I am sure you can think of examples in other industries. We are still building old-fashioned ships that need large crews, while Rolls Royce is working on a global control center of unmanned ships. Many of the autonomous transport vehicles in development will never be used — drones are proving much more efficient. Even leading innovators like Tesla find themselves in a conundrum. You can update the software remotely, but in order to keep your Tesla really state of the art, you would have to replace parts every 2-3 months.

Is the speed of change hampering investment?

A friend of mine planned to open a fully automated restaurant in Taipei, Taiwan. He found suppliers, robots, the right software, and the right layout, and by the time he was done finding a location and securing the financing, technology had changed so much that all his plans were obsolete and overpriced.

By the time a Taiwanese industrial conglomerate had finished work on their first indoor farming concept, new LED lighting and water filtration system had made their concept farm look entirely out of date.
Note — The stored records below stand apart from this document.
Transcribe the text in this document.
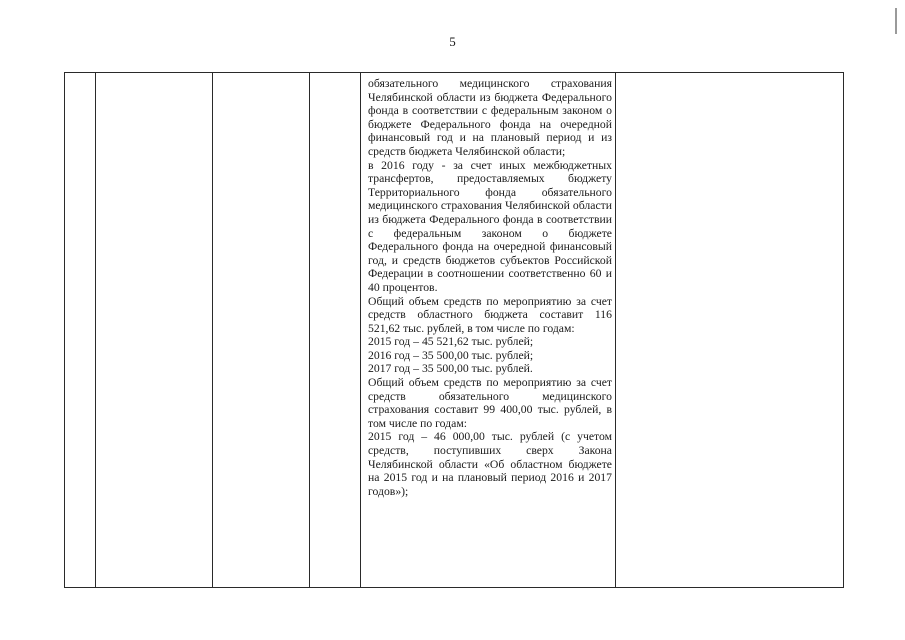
5
обязательного медицинского страхования Челябинской области из бюджета Федерального фонда в соответствии с федеральным законом о бюджете Федерального фонда на очередной финансовый год и на плановый период и из средств бюджета Челябинской области;
в 2016 году - за счет иных межбюджетных трансфертов, предоставляемых бюджету Территориального фонда обязательного медицинского страхования Челябинской области из бюджета Федерального фонда в соответствии с федеральным законом о бюджете Федерального фонда на очередной финансовый год, и средств бюджетов субъектов Российской Федерации в соотношении соответственно 60 и 40 процентов.
Общий объем средств по мероприятию за счет средств областного бюджета составит 116 521,62 тыс. рублей, в том числе по годам:
2015 год – 45 521,62 тыс. рублей;
2016 год – 35 500,00 тыс. рублей;
2017 год – 35 500,00 тыс. рублей.
Общий объем средств по мероприятию за счет средств обязательного медицинского страхования составит 99 400,00 тыс. рублей, в том числе по годам:
2015 год – 46 000,00 тыс. рублей (с учетом средств, поступивших сверх Закона Челябинской области «Об областном бюджете на 2015 год и на плановый период 2016 и 2017 годов»);
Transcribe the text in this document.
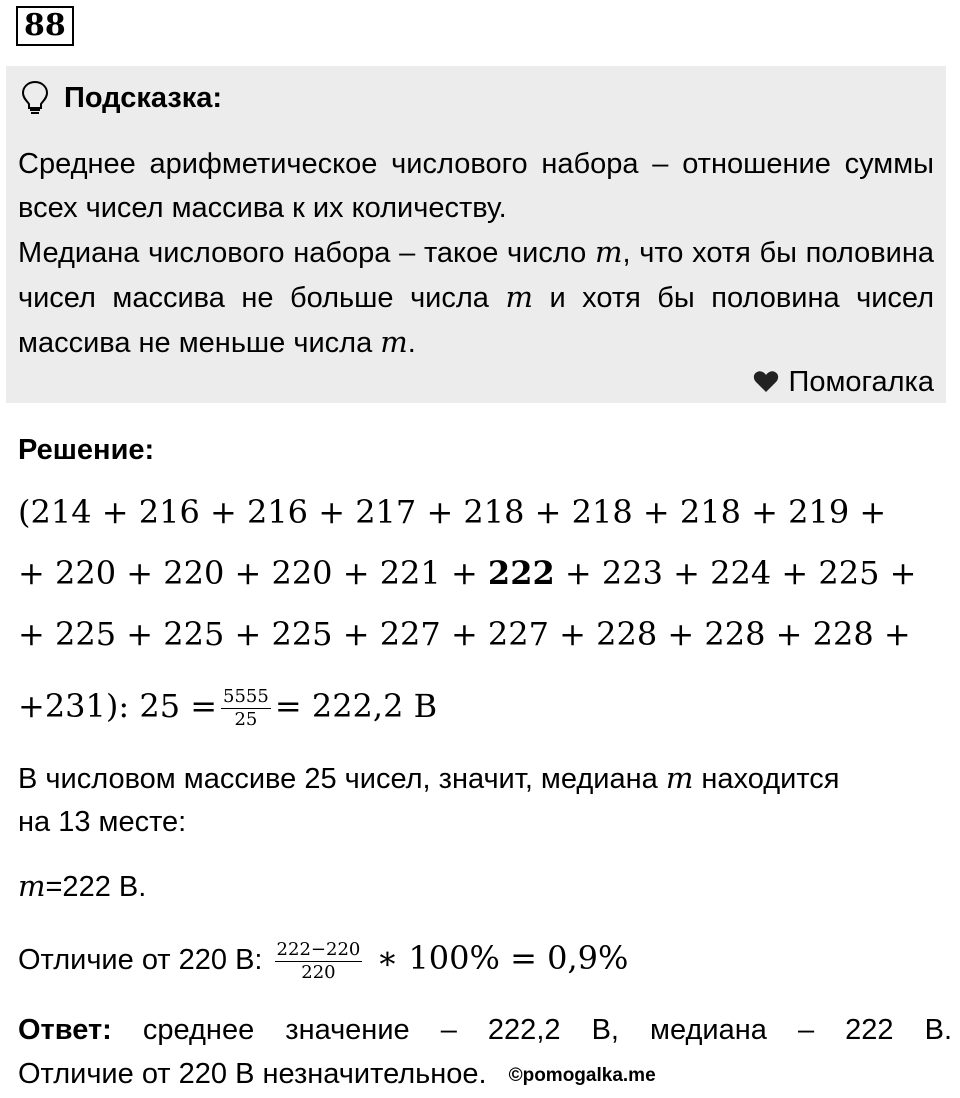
88
Подсказка:

Среднее арифметическое числового набора – отношение суммы всех чисел массива к их количеству.

Медиана числового набора – такое число m, что хотя бы половина чисел массива не больше числа m и хотя бы половина чисел массива не меньше числа m.

Помогалка
Решение:
(214 + 216 + 216 + 217 + 218 + 218 + 218 + 219 +
+ 220 + 220 + 220 + 221 + 222 + 223 + 224 + 225 +
+ 225 + 225 + 225 + 227 + 227 + 228 + 228 + 228 +
+231): $25 = \frac{5555}{25} = 222,2$ В
В числовом массиве 25 чисел, значит, медиана m находится
на 13 месте:
m=222 В.
Отличие от 220 В: $\frac{222-220}{220}$ ∗ 100% = 0,9%
Ответ: среднее значение – 222,2 В, медиана – 222 В.
Отличие от 220 В незначительное. ©pomogalka.me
Another company had decided to develop a hand-held scanner specifically for 3D printing applications when along came QIone, a mobile phone app that does the same thing for free. Then there is the company that made an iPad app to visualize furniture in your apartment, when along came the Hololens and put them out of business.

Never in the history of humankind has technology changed so quickly. Even the highly efficient German Patent Office has recently announced they would need 300 more people to clear up the backlog of over 20’000 applications. Brazil is considering granting “emergency patents” to clear a backlog of over 200’000 applications.

For most people, the rate of change is already far too chaotic. But we are starting to see the first companies abandoning plans for investment and innovation because by the time a project is finished technology may have changed so much that it is not just looking old, but also not financially viable.

How can we cope with the pace of innovation? How should companies manage change? Where do you see “early singularities” in your industry? Let me know your thoughts.